Pat Metheny: Dream Box

Solo recitals of archived music from the delay-swathed guitarist don't show his powerful melodic gift at its best


Pat Metheny produces beautifully strong, rich melodies, whether as composer or improviser. Indeed I’d call him one of the major neglected jazz composers. Unfortunately they’re less obvious on Dream Box, a compilation of nine “found tracks” for “quiet electric guitar”. As Metheny explains, “While on tour [in 2022], I discovered a forgotten folder on my drive. I often make quick recordings of things; a new tune, a new (or old) guitar, a standard tune . . . The only time I listen to my own stuff is while on the road.”

Born in 1954, Metheny began teaching guitar at Berklee College of Music in 1973 and the following year joined Gary Burton, adopting 12-string electric guitar to differentiate his sound from that of Burton’s other guitarist, Mick Goodrick. From 1977 he led a quartet featuring keyboardist Lyle Mays, longstanding associate into the 1990s. He also worked with Dewey Redman, Charlie Haden and Paul Motian, and has always loved Ornette Coleman’s work. He brings together bop, free jazz, jazz-rock, country, folk and Brazilian music in an accessible style with depth.

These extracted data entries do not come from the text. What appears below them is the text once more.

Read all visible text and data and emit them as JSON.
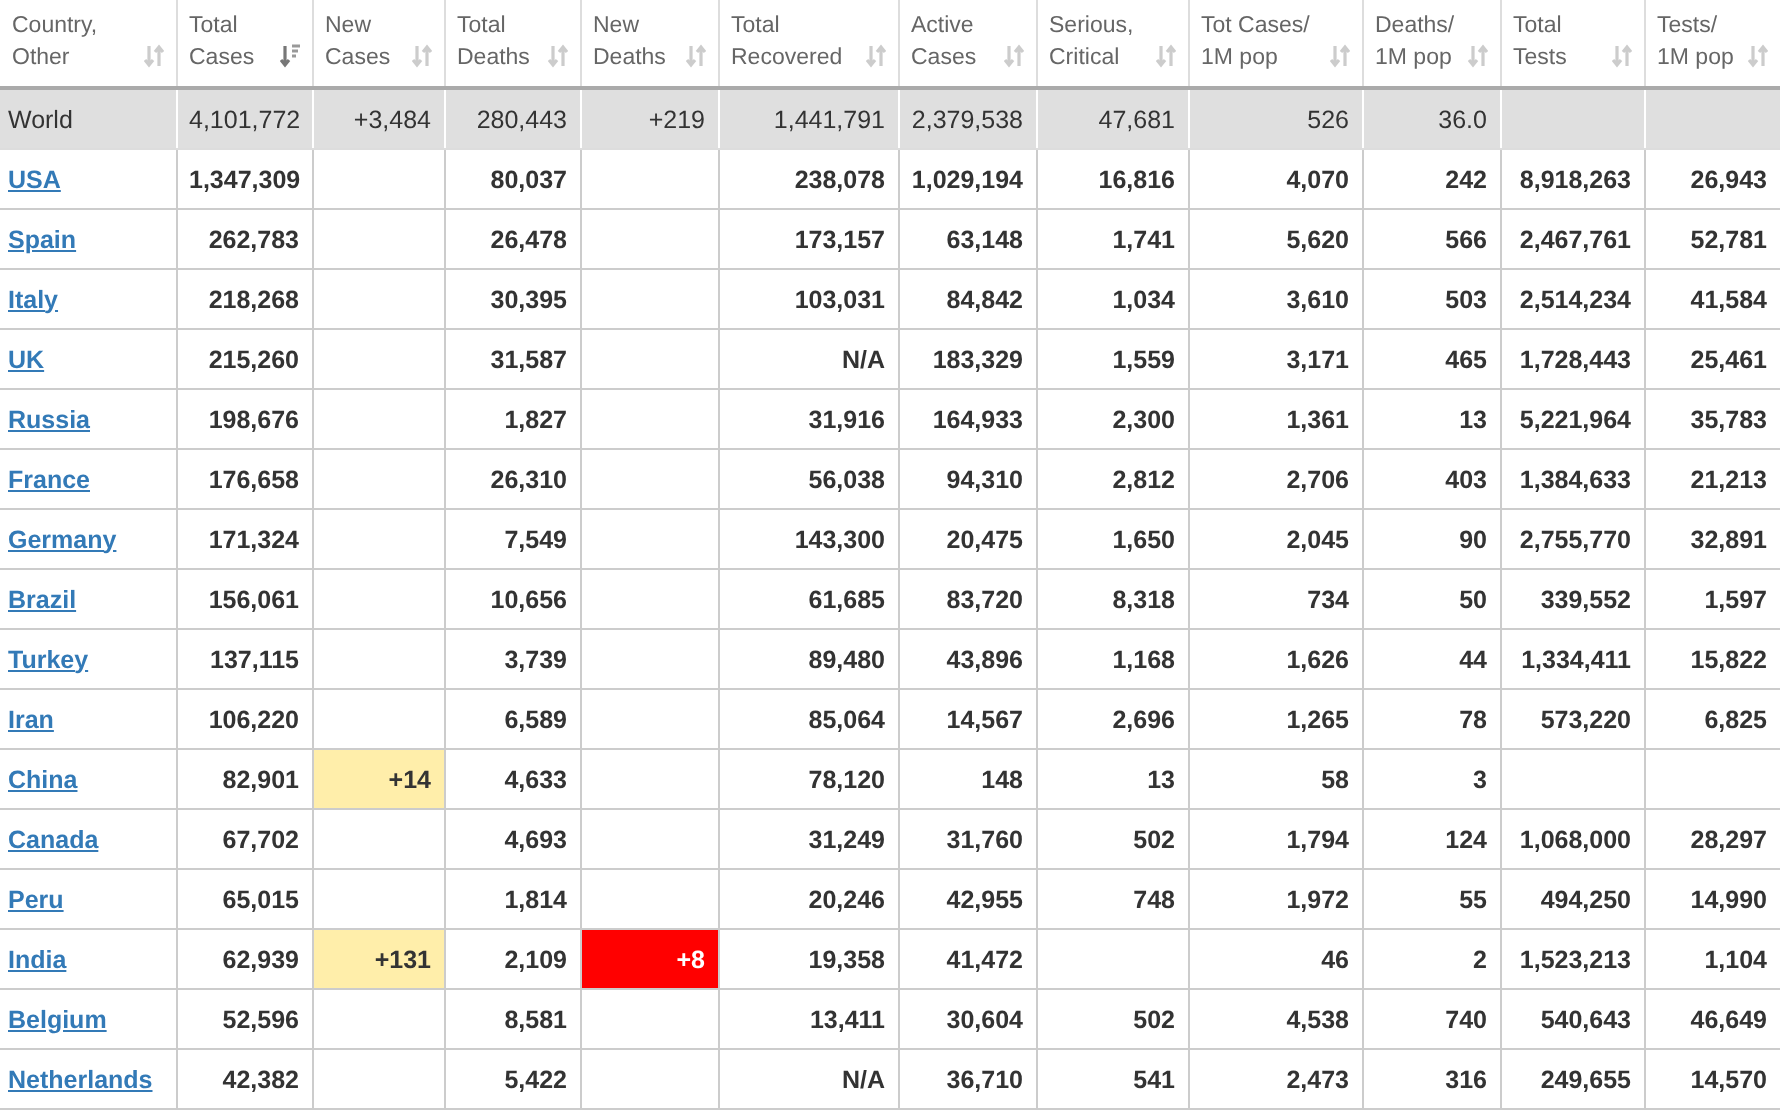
{
  "table": {
    "columns": [
      {
        "label": "Country,\nOther",
        "sorted": false
      },
      {
        "label": "Total\nCases",
        "sorted": true
      },
      {
        "label": "New\nCases",
        "sorted": false
      },
      {
        "label": "Total\nDeaths",
        "sorted": false
      },
      {
        "label": "New\nDeaths",
        "sorted": false
      },
      {
        "label": "Total\nRecovered",
        "sorted": false
      },
      {
        "label": "Active\nCases",
        "sorted": false
      },
      {
        "label": "Serious,\nCritical",
        "sorted": false
      },
      {
        "label": "Tot Cases/\n1M pop",
        "sorted": false
      },
      {
        "label": "Deaths/\n1M pop",
        "sorted": false
      },
      {
        "label": "Total\nTests",
        "sorted": false
      },
      {
        "label": "Tests/\n1M pop",
        "sorted": false
      }
    ],
    "rows": [
      {
        "kind": "world",
        "country": "World",
        "total_cases": "4,101,772",
        "new_cases": "+3,484",
        "total_deaths": "280,443",
        "new_deaths": "+219",
        "total_recovered": "1,441,791",
        "active_cases": "2,379,538",
        "serious_critical": "47,681",
        "tot_cases_per_1m": "526",
        "deaths_per_1m": "36.0",
        "new_cases_highlight": false,
        "new_deaths_highlight": false
      },
      {
        "kind": "country",
        "country": "USA",
        "total_cases": "1,347,309",
        "total_deaths": "80,037",
        "total_recovered": "238,078",
        "active_cases": "1,029,194",
        "serious_critical": "16,816",
        "tot_cases_per_1m": "4,070",
        "deaths_per_1m": "242",
        "total_tests": "8,918,263",
        "tests_per_1m": "26,943",
        "new_cases_highlight": false,
        "new_deaths_highlight": false
      },
      {
        "kind": "country",
        "country": "Spain",
        "total_cases": "262,783",
        "total_deaths": "26,478",
        "total_recovered": "173,157",
        "active_cases": "63,148",
        "serious_critical": "1,741",
        "tot_cases_per_1m": "5,620",
        "deaths_per_1m": "566",
        "total_tests": "2,467,761",
        "tests_per_1m": "52,781",
        "new_cases_highlight": false,
        "new_deaths_highlight": false
      },
      {
        "kind": "country",
        "country": "Italy",
        "total_cases": "218,268",
        "total_deaths": "30,395",
        "total_recovered": "103,031",
        "active_cases": "84,842",
        "serious_critical": "1,034",
        "tot_cases_per_1m": "3,610",
        "deaths_per_1m": "503",
        "total_tests": "2,514,234",
        "tests_per_1m": "41,584",
        "new_cases_highlight": false,
        "new_deaths_highlight": false
      },
      {
        "kind": "country",
        "country": "UK",
        "total_cases": "215,260",
        "total_deaths": "31,587",
        "total_recovered": "N/A",
        "active_cases": "183,329",
        "serious_critical": "1,559",
        "tot_cases_per_1m": "3,171",
        "deaths_per_1m": "465",
        "total_tests": "1,728,443",
        "tests_per_1m": "25,461",
        "new_cases_highlight": false,
        "new_deaths_highlight": false
      },
      {
        "kind": "country",
        "country": "Russia",
        "total_cases": "198,676",
        "total_deaths": "1,827",
        "total_recovered": "31,916",
        "active_cases": "164,933",
        "serious_critical": "2,300",
        "tot_cases_per_1m": "1,361",
        "deaths_per_1m": "13",
        "total_tests": "5,221,964",
        "tests_per_1m": "35,783",
        "new_cases_highlight": false,
        "new_deaths_highlight": false
      },
      {
        "kind": "country",
        "country": "France",
        "total_cases": "176,658",
        "total_deaths": "26,310",
        "total_recovered": "56,038",
        "active_cases": "94,310",
        "serious_critical": "2,812",
        "tot_cases_per_1m": "2,706",
        "deaths_per_1m": "403",
        "total_tests": "1,384,633",
        "tests_per_1m": "21,213",
        "new_cases_highlight": false,
        "new_deaths_highlight": false
      },
      {
        "kind": "country",
        "country": "Germany",
        "total_cases": "171,324",
        "total_deaths": "7,549",
        "total_recovered": "143,300",
        "active_cases": "20,475",
        "serious_critical": "1,650",
        "tot_cases_per_1m": "2,045",
        "deaths_per_1m": "90",
        "total_tests": "2,755,770",
        "tests_per_1m": "32,891",
        "new_cases_highlight": false,
        "new_deaths_highlight": false
      },
      {
        "kind": "country",
        "country": "Brazil",
        "total_cases": "156,061",
        "total_deaths": "10,656",
        "total_recovered": "61,685",
        "active_cases": "83,720",
        "serious_critical": "8,318",
        "tot_cases_per_1m": "734",
        "deaths_per_1m": "50",
        "total_tests": "339,552",
        "tests_per_1m": "1,597",
        "new_cases_highlight": false,
        "new_deaths_highlight": false
      },
      {
        "kind": "country",
        "country": "Turkey",
        "total_cases": "137,115",
        "total_deaths": "3,739",
        "total_recovered": "89,480",
        "active_cases": "43,896",
        "serious_critical": "1,168",
        "tot_cases_per_1m": "1,626",
        "deaths_per_1m": "44",
        "total_tests": "1,334,411",
        "tests_per_1m": "15,822",
        "new_cases_highlight": false,
        "new_deaths_highlight": false
      },
      {
        "kind": "country",
        "country": "Iran",
        "total_cases": "106,220",
        "total_deaths": "6,589",
        "total_recovered": "85,064",
        "active_cases": "14,567",
        "serious_critical": "2,696",
        "tot_cases_per_1m": "1,265",
        "deaths_per_1m": "78",
        "total_tests": "573,220",
        "tests_per_1m": "6,825",
        "new_cases_highlight": false,
        "new_deaths_highlight": false
      },
      {
        "kind": "country",
        "country": "China",
        "total_cases": "82,901",
        "new_cases": "+14",
        "total_deaths": "4,633",
        "total_recovered": "78,120",
        "active_cases": "148",
        "serious_critical": "13",
        "tot_cases_per_1m": "58",
        "deaths_per_1m": "3",
        "new_cases_highlight": true,
        "new_deaths_highlight": false
      },
      {
        "kind": "country",
        "country": "Canada",
        "total_cases": "67,702",
        "total_deaths": "4,693",
        "total_recovered": "31,249",
        "active_cases": "31,760",
        "serious_critical": "502",
        "tot_cases_per_1m": "1,794",
        "deaths_per_1m": "124",
        "total_tests": "1,068,000",
        "tests_per_1m": "28,297",
        "new_cases_highlight": false,
        "new_deaths_highlight": false
      },
      {
        "kind": "country",
        "country": "Peru",
        "total_cases": "65,015",
        "total_deaths": "1,814",
        "total_recovered": "20,246",
        "active_cases": "42,955",
        "serious_critical": "748",
        "tot_cases_per_1m": "1,972",
        "deaths_per_1m": "55",
        "total_tests": "494,250",
        "tests_per_1m": "14,990",
        "new_cases_highlight": false,
        "new_deaths_highlight": false
      },
      {
        "kind": "country",
        "country": "India",
        "total_cases": "62,939",
        "new_cases": "+131",
        "total_deaths": "2,109",
        "new_deaths": "+8",
        "total_recovered": "19,358",
        "active_cases": "41,472",
        "tot_cases_per_1m": "46",
        "deaths_per_1m": "2",
        "total_tests": "1,523,213",
        "tests_per_1m": "1,104",
        "new_cases_highlight": true,
        "new_deaths_highlight": true
      },
      {
        "kind": "country",
        "country": "Belgium",
        "total_cases": "52,596",
        "total_deaths": "8,581",
        "total_recovered": "13,411",
        "active_cases": "30,604",
        "serious_critical": "502",
        "tot_cases_per_1m": "4,538",
        "deaths_per_1m": "740",
        "total_tests": "540,643",
        "tests_per_1m": "46,649",
        "new_cases_highlight": false,
        "new_deaths_highlight": false
      },
      {
        "kind": "country",
        "country": "Netherlands",
        "total_cases": "42,382",
        "total_deaths": "5,422",
        "total_recovered": "N/A",
        "active_cases": "36,710",
        "serious_critical": "541",
        "tot_cases_per_1m": "2,473",
        "deaths_per_1m": "316",
        "total_tests": "249,655",
        "tests_per_1m": "14,570",
        "new_cases_highlight": false,
        "new_deaths_highlight": false
      }
    ]
  }
}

In 1977 he created a new and influential sound – warm, smooth and full-bodied, modified via quivering digital delay. It contrasts both with the pure monochromatic timbres of jazz guitar from Charlie Christian onwards, and the aggressive timbres of jazz-rock. By the time of this recording, the sound is less pronounced. Guitar expert Mick Wright comments that “in the 80s it reached peak quivering delays with a deliberately dull middle frequency spiced up with delay FX and effortlessly fluent phrasing – he used three different delay times sent to three different amplifiers to create a literally spatialised chorus of sounds”.

Dr Wright also thinks that the best material is from the 80s and 90s: Song X, We Live Here, Secret Story, Rejoicing, Offramp, Beyond the Missouri Sky. This release is certainly not at their level. My favourite is the single standard, I Fall In Love Too Easily. (Judging by some online publicity, perhaps Blue In Green was intended to be included, but doesn’t appear on my download.) But it’s impossible, on this solo album, not to attend to the sound, which doesn’t please me when it’s so exposed as here. A pity, because Metheny is a great musician.

The Waves Are Not The Ocean; From The Mountains; Ole & Gard; Trust Your Angels; Never Was Love; I Fall In Love Too Easily; P.C. of Belgium; Morning Of The Carnival; Clouds Can’t Change The Sky (56.05)
Metheny (g). Various dates and locations.